In its simplest form, currency is a medium of exchange. Basic economics dictate that the value of any currency is directly correlated to its supply. Because of its physical lack, gold has served as a currency for over 5,000 years. Although it does not produce any economic benefit for it owner, its lack of quantity allows it to serve as a store of value, whereby no man is able to create more gold. U.S. Dollars have a similar characteristic, albeit less appealing, in that their value is upheld by the limit of their quantity. Although its worth is eroded via inflation, two key characteristics preserve the Dollar’s value — its designation as official tender of The United States, and status as the world’s reserve currency. Without a monopoly as official tender, or a supply constriction based on convertibility for real value (the gold standard), the value of the U.S. Dollar would be worth little more than the heat it generates when set afire (Google “heating furnace with German Marks”).

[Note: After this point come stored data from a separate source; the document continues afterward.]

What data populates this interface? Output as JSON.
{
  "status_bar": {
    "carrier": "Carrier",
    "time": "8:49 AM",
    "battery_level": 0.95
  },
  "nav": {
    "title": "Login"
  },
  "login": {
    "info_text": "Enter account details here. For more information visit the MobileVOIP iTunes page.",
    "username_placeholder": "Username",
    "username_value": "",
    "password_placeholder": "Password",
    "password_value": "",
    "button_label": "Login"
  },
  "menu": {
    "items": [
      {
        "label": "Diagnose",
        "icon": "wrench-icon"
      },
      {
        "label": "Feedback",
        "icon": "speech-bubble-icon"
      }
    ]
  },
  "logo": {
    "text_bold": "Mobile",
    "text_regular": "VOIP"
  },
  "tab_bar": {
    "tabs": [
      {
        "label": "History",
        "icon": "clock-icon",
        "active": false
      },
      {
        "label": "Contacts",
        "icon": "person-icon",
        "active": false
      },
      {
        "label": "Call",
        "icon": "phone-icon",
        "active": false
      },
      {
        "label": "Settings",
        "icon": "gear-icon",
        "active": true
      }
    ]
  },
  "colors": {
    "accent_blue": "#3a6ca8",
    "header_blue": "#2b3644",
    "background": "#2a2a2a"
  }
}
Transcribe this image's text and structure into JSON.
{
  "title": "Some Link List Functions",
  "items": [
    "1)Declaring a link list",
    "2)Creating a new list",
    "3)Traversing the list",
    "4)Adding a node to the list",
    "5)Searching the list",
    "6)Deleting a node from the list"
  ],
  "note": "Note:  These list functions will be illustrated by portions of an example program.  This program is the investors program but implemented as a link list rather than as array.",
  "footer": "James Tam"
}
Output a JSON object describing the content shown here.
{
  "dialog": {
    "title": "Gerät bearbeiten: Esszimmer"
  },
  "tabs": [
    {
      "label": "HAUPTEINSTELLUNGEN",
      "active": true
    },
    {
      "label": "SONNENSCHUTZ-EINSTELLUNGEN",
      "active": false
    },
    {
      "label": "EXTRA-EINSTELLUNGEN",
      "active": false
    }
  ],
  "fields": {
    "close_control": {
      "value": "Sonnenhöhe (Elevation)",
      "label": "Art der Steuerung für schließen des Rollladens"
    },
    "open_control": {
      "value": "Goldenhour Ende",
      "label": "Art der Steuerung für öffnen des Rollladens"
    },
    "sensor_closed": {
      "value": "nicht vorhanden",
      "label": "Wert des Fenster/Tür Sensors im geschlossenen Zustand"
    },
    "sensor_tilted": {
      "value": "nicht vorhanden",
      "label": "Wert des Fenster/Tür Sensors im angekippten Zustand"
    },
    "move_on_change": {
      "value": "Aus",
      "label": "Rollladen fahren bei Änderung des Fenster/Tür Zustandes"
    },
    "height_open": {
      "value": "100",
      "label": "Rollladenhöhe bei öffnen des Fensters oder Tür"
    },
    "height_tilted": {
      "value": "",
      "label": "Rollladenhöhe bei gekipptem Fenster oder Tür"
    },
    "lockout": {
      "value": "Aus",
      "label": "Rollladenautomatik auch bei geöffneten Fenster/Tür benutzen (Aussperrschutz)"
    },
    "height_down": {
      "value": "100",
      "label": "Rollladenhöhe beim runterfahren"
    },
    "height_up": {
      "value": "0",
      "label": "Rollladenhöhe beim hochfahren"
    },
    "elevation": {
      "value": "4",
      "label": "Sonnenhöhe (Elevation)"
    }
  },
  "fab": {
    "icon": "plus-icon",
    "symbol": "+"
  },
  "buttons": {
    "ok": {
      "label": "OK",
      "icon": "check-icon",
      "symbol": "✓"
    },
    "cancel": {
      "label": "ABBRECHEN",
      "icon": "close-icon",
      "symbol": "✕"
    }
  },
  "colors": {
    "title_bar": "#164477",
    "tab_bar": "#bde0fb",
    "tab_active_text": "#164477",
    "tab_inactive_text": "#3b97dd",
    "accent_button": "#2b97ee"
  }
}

Bitcoin has none of the aforementioned qualities. The central premise of bitcoin’s value is based on its perceived finite supply — 21 million units. As of today, approximately half have been mined. With a price of $818.00 today, the total market cap of the currency is roughly $9 billion. At first glance, it appears one should invest immediately, before all bitcoins have been mined. However, herein lies the bitcoin fallacy. While the total number of bitcoins that will ever exist is 21 million, the number of cryptocurrency units across the globe is infinite. There is nothing to stop another party from creating another bitcoin-like cryptocurrency. In fact, dozens already have. Therefore, the value of bitcoin, is an inverse of the supply of cryptocurrencies as a whole. Since there is no shortage of people willing or capable of creating such currencies the intrinsic value of bitcoin is zero — currently overvalued by $818.00. Bitcoin is not an investment. It is a speculation, and a very risky one at best — the modern day Tulipmania. The fact people are currently willing to pay $818.00 for one unit of a potentially infinite cyber financial creation warrants applause to its architect.
However, there is interminable genius behind the innovation that is bitcoin. Bitcoin serves as the framework for a modern day gold standard. However, one of the characteristics designed to give bitcoin its appeal is the very feature that inhibits its long-term viability. A decentralized currency lies outside of the control of any governing body. Although decentralization prevents any party from affecting the currency’s supply, a cryptocurrency outside of the control of any governing body enables others to replicate it, thus defeating its purpose. To create a cryptocurrency with actual value one would have to introduce it into a closed system, where replication is prohibited. Decentralization can exist to the extent that it disallows any governing body to affect the currency’s issuance. However, to maintain the currency’s value, a mechanism that prohibits the currency’s replication would have to exist. For example, bitcoin, or a similar currency, would have to be adopted by a country itself and designated as the country’s only official legal tender. A country who adopts a cryptocurrency as its official legal tender would function on nothing more than computer database entries, but with the additional “main street” benefit that the currency’s value would be unable to be affected by central bank profligacy. Until then, bitcoins are nothing more than arbitrary and extremely speculative cyber-numbers.
For those of you who disagree, I have a tulip you might be interested in.